In 2009, when the regulators adopted the CRM as their way of introducing some of the reforms contemplated in the FDM, they effectively decided that deeper changes weren’t necessary. By deciding to continue relying on disclosure — albeit beefed up disclosure under the CRM reforms — the regulators didn’t have to entertain more intrusive reforms, such as imposing a fiduciary duty on advisors, or banning embedded compensation.

However, those issues are back on the regulators’ radar once again, suggesting that there’s much more riding on these CRM reforms compared to a typical regulatory change.

Indeed, many of the investor protection concerns underlying the regulators’ decision to consider imposing a statutory fiduciary duty are the same issues that motivated the creation of the FDM. For example, the CSA says in its paper on the fiduciary duty issue that it’s concerned that the current standard of conduct may not be high enough given the wide gulf between the investment knowledge of the average investor, and the information that dealers and advisors have.
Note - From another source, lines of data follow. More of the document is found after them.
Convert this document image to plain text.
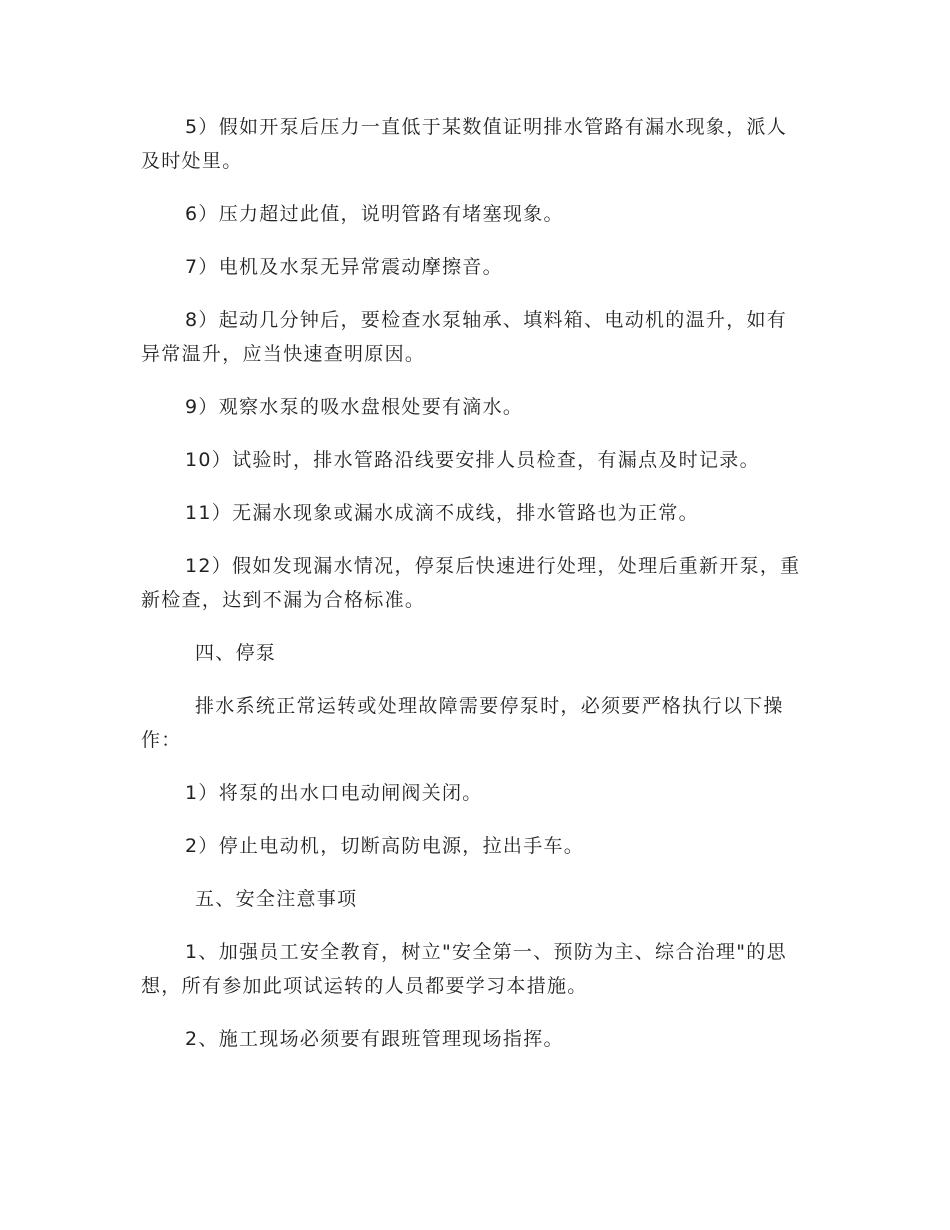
5）假如开泵后压力一直低于某数值证明排水管路有漏水现象，派人及时处里。

6）压力超过此值，说明管路有堵塞现象。

7）电机及水泵无异常震动摩擦音。

8）起动几分钟后，要检查水泵轴承、填料箱、电动机的温升，如有异常温升，应当快速查明原因。

9）观察水泵的吸水盘根处要有滴水。

10）试验时，排水管路沿线要安排人员检查，有漏点及时记录。

11）无漏水现象或漏水成滴不成线，排水管路也为正常。

12）假如发现漏水情况，停泵后快速进行处理，处理后重新开泵，重新检查，达到不漏为合格标准。

四、停泵

排水系统正常运转或处理故障需要停泵时，必须要严格执行以下操作：

1）将泵的出水口电动闸阀关闭。

2）停止电动机，切断高防电源，拉出手车。

五、安全注意事项

1、加强员工安全教育，树立"安全第一、预防为主、综合治理"的思想，所有参加此项试运转的人员都要学习本措施。

2、施工现场必须要有跟班管理现场指挥。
In many cases, the basic financial literacy of clients is in question, which means that no matter how stringent the disclosure standards, investors are often in no position to second guess the quality of advice they receive. So, the fact that this advice isn’t mandated to be in their best interest may not be good enough.

Similar regulatory concerns underpin the CSA’s examination of mutual fund fees. The idea that regulators may move to limit, or even completely ban, embedded commissions stems from the fact that most investors either don’t know that trailer fees exist; or, if they do, they don’t understand them.

One of the central aims of the CRM reforms is to narrow that gap between client and advisor knowledge with beefed up disclosure of the initial terms of their relationship, along with more information about the costs of investing, dealer compensation, and the performance of those investments. Thus, the extent to which the CSA achieves this objective with the CRM reforms may well weigh heavily on whether it decides that more fundamental changes are necessary.

Indeed, in its paper on fund fees, the CSA indicates that it plans to monitor the impact of the CRM reforms, “to determine whether these initiatives appreciably improve investors’ awareness and understanding of mutual fund costs, make them more informed consumers of investment fund products and advice services, and promote effective competition among financial industry participants.”

At this point, it’s too early to say whether the CRM reforms will have a meaningful impact on these regulatory concerns. Indeed, given that the latest aspects of those reforms have only just been finalized by the CSA, and that firms still have another three years to fully implement these changes, it seems unlikely that the regulators will rush to impose statutory fiduciary duties, or to ban trailer commissions, in the near future.

That said, if these long-awaited measures don’t do the trick, regulators may be left with little choice than to take more drastic steps.

This is the final article in a three-part series on the Client Relationship Model.